The expected arrival of generic versions of semaglutide -- the active ingredient in Ozempic and Wegovy -- is poised to force a rethink of how Canadian insurers handle obesity treatments.
At present, provincial and territorial drug plans only reimburse Ozempic for people with type 2 diabetes, even though it is widely prescribed off-label for weight loss. Coverage for obesity alone is rare and tightly restricted. That has left many patients paying out of pocket or abandoning therapy early when they can’t afford to stay on the medication.
Public spending on prescriptions climbed to $20.1 billion in 2024, with growing Ozempic use a visible contributor, according to a report from The Globe and Mail. If lower‑priced generics come to market, both public plans and private insurers will have less room to argue that GLP‑1s are simply too expensive to fund.
Ottawa obesity specialist Yoni Freedhoff estimated that generic GLP‑1s could cost in the region of $1,000 per patient per year, and potentially less after negotiations with public drug plans. That is still substantial but far below current list prices for brand‑name semaglutide, the report said.
At that price point, the financial argument against coverage weakens when weighed against downstream costs of untreated obesity, including type 2 diabetes, cardiovascular disease and related disability. Freedhoff points to potential reductions in absenteeism, comorbidities, disability claims and hospitalizations, and said it is “impossible to imagine” payers staying out of the space indefinitely.

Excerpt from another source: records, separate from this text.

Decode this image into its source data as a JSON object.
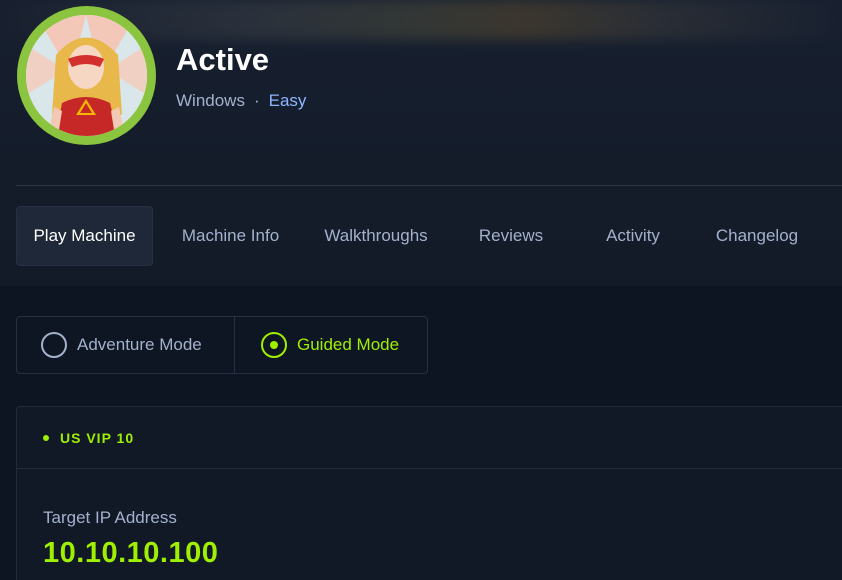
{
  "machine": {
    "name": "Active",
    "os": "Windows",
    "separator": "·",
    "difficulty": "Easy"
  },
  "tabs": [
    {
      "label": "Play Machine",
      "active": true
    },
    {
      "label": "Machine Info",
      "active": false
    },
    {
      "label": "Walkthroughs",
      "active": false
    },
    {
      "label": "Reviews",
      "active": false
    },
    {
      "label": "Activity",
      "active": false
    },
    {
      "label": "Changelog",
      "active": false
    }
  ],
  "modes": {
    "adventure_label": "Adventure Mode",
    "guided_label": "Guided Mode",
    "selected": "guided"
  },
  "server": {
    "name": "US VIP 10",
    "ip_label": "Target IP Address",
    "ip_value": "10.10.10.100"
  },
  "colors": {
    "accent": "#9fef00",
    "background": "#111927",
    "muted_text": "#a4b1cd",
    "difficulty": "#8fb6ff"
  }
}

He predicts some form of broad coverage is “an inevitability,” whether led by employers, governments or both.
For actuaries and plan designers, however, a lower unit cost raises a different concern: volume. Roughly one in three Canadian adults meets clinical criteria for obesity, the report said. If even a modest share of that population qualifies for GLP‑1 therapy and treatment is long term, total drug spend could rise sharply, even with generics.
According to the report, about two-thirds of Canadians have private drug coverage, with the remainder relying on public plans or pay out of pocket.
Alberta is the only province to formally recognize obesity as a chronic disease, and it still does not cover GLP‑1s specifically for weight management. Elsewhere, public coverage is generally limited to diabetes.
Obesity experts argue that once generics arrive, public plans will face strong pressure to expand access, particularly for patients with multiple obesity‑related conditions. Sanjeev Sockalingam, scientific director of Obesity Canada, expects provinces to wrestle with eligibility rules.
Sockalingam said BMI should be treated as a screening tool rather than a sole gatekeeper, with other factors such as diabetes, hypertension and sleep apnea considered in coverage decisions.
The pan‑Canadian Pharmaceutical Alliance, which negotiates on behalf of federal, provincial and territorial drug plans, has indicated it will consider negotiations on semaglutide once a generic is approved by Health Canada. Talks with Novo Nordisk over Wegovy collapsed in December after the manufacturer declined to negotiate on price, underlining how central cost will be to any broader funding, the news outlet reported.
For private health insurers and employer plans, generic semaglutide could accelerate a shift away from treating obesity medication as an elective “lifestyle” category toward chronic disease management.
Many group plans have traditionally excluded weight‑loss drugs. That stance sits uneasily with the position of major medical bodies in Canada and abroad, which now classify obesity as a chronic disease requiring ongoing treatment. As more patients seek GLP‑1 coverage and clinicians frame these therapies as standard of care for high‑risk patients, pressure on plan sponsors is likely to grow.
Carriers will need to decide how tightly to control access – for example, through prior authorization, documentation of failed lifestyle interventions, and requirements for ongoing clinical review. They will also have to consider how GLP‑1 coverage interacts with disability and life insurance, given the potential for these drugs to reduce the incidence and severity of cardiometabolic conditions that drive high‑cost claims.
At the same time, insurers will be wary of unintended consequences. Sockalingam and others warn that obesity pharmacotherapy can intersect with eating disorders and mental‑health conditions, which may worsen if medications are used without proper screening and support. That points to the need for integrated care models that combine medication with psychological and nutritional support, rather than a simple formulary add.
Most provinces said they are waiting on Health Canada approvals before taking positions on generic semaglutide coverage. The federal Non‑Insured Health Benefits Program for First Nations and Inuit is monitoring the negotiating process. No generic semaglutide has yet been authorized, the report said.
Once that changes, however, payers will face a more explicit decision on whether to treat obesity as an insurable chronic disease on par with diabetes and hypertension, or continue to limit pharmacologic options to a narrow subset of patients.
If generics land at the price levels clinicians predict, GLP‑1s are likely to move from the edge of Canadian drug plans to the center of discussions about chronic disease management, cost control and health equity. How quickly insurers respond – and how carefully they design coverage – will shape both claim trends and public expectations in the coming years.